7 teraflops double-precision performance, 14 teraflops single-precision performance and 112 teraflops half-precision performance with NVIDIA GPU BOOST technology
16GB of CoWoS HBM2 stacked memory, delivering 900GB/sec of memory bandwidth
Support for PCIe Gen 3 interconnect (up to 32GB/sec bi-directional bandwidth)
250 watts of power

	Tesla V100 PCIe
CUDA Cores	5120
Tensor Cores	640
Core Clock	Unknown
Boost Clock	~1370MHz
Memory Clock	1.75Gbps HBM2
Memory Bus Width	4096-bit
Memory Bandwidth	900GB/sec
VRAM	16GB
L2 Cache	6MB
Half Precision	28 TFLOPS
Single Precision	14 TFLOPS
Double Precision	7 TFLOPS (1/2 rate)
Tensor Performance (Deep Learning)	112 TFLOPS
GPU	GV100 (815mm2)
Transistor Count	21B
TDP	250W
Form Factor	PCIe
Cooling	Passive
Manufacturing Process	TSMC 12nm FFN
Architecture	Volta

Like the previous Pascal iteration, the Tesla V100 PCIe allows vendors to drop Tesla cards in traditional PCIe systems, making the cards far more accessible to server builders who don't want to build around NVIDIA's SXM2 connector or carrier board.

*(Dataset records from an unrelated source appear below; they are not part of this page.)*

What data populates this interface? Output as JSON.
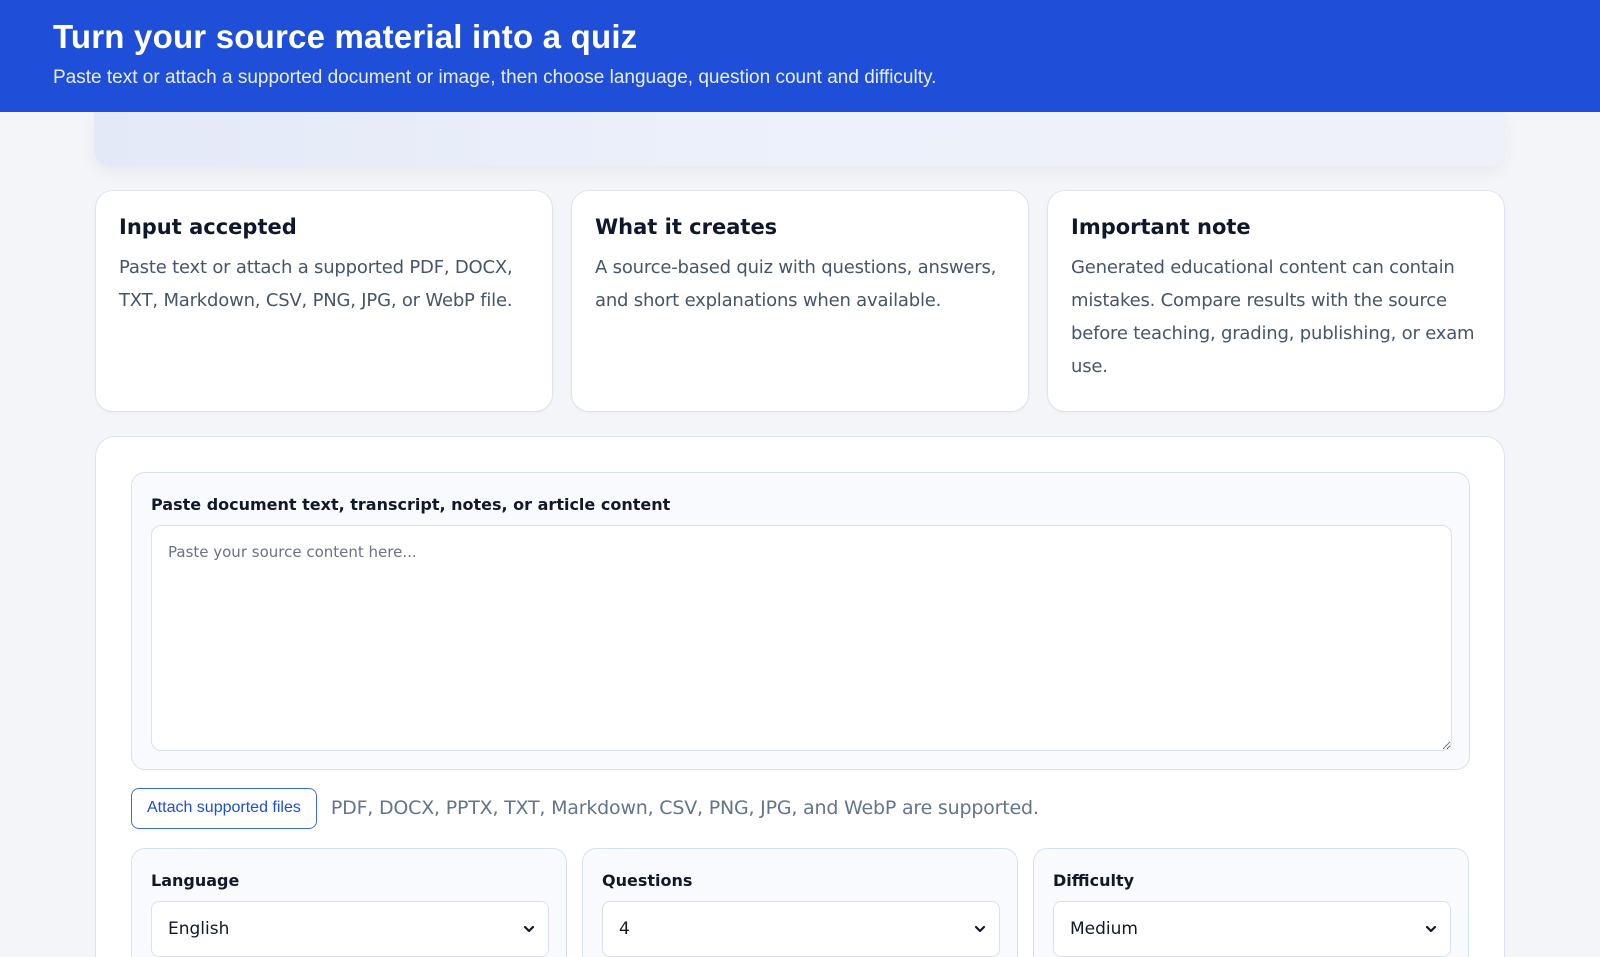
{
  "header": {
    "title": "Turn your source material into a quiz",
    "subtitle": "Paste text or attach a supported document or image, then choose language, question count and difficulty."
  },
  "info_cards": [
    {
      "title": "Input accepted",
      "body": "Paste text or attach a supported PDF, DOCX, TXT, Markdown, CSV, PNG, JPG, or WebP file."
    },
    {
      "title": "What it creates",
      "body": "A source-based quiz with questions, answers, and short explanations when available."
    },
    {
      "title": "Important note",
      "body": "Generated educational content can contain mistakes. Compare results with the source before teaching, grading, publishing, or exam use."
    }
  ],
  "source": {
    "label": "Paste document text, transcript, notes, or article content",
    "placeholder": "Paste your source content here...",
    "value": ""
  },
  "attach": {
    "button_label": "Attach supported files",
    "note": "PDF, DOCX, PPTX, TXT, Markdown, CSV, PNG, JPG, and WebP are supported."
  },
  "options": {
    "language": {
      "label": "Language",
      "value": "English",
      "icon": "chevron-down-icon"
    },
    "questions": {
      "label": "Questions",
      "value": "4",
      "icon": "chevron-down-icon"
    },
    "difficulty": {
      "label": "Difficulty",
      "value": "Medium",
      "icon": "chevron-down-icon"
    }
  },
  "colors": {
    "banner": "#1f4fd8",
    "accent": "#1d4ed8",
    "page_bg": "#f3f5f9"
  }
}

The tradeoff being that the PCIe cards have a lower 250W TDP, and they don't get NVLink.

Tesla V100 gets tensor cores on board, besides the CUDA cores also found in the company's Tesla P100 offerings. Tensor cores can be liked to a series of unified ALUs that are able to multiply two 4x4 FP16 matrices together and subsequently add that product to an FP16 or FP32 4x4 matrix in a fused multiply add operation, as opposed to conventional FP32 or FP64 CUDA cores. The result is a significant advantage of the 100+ TFLOPS in specific workloads.

NVIDIA Tesla V100 GPU accelerators for PCIe-based systems are expected to be available later this year from NVIDIA.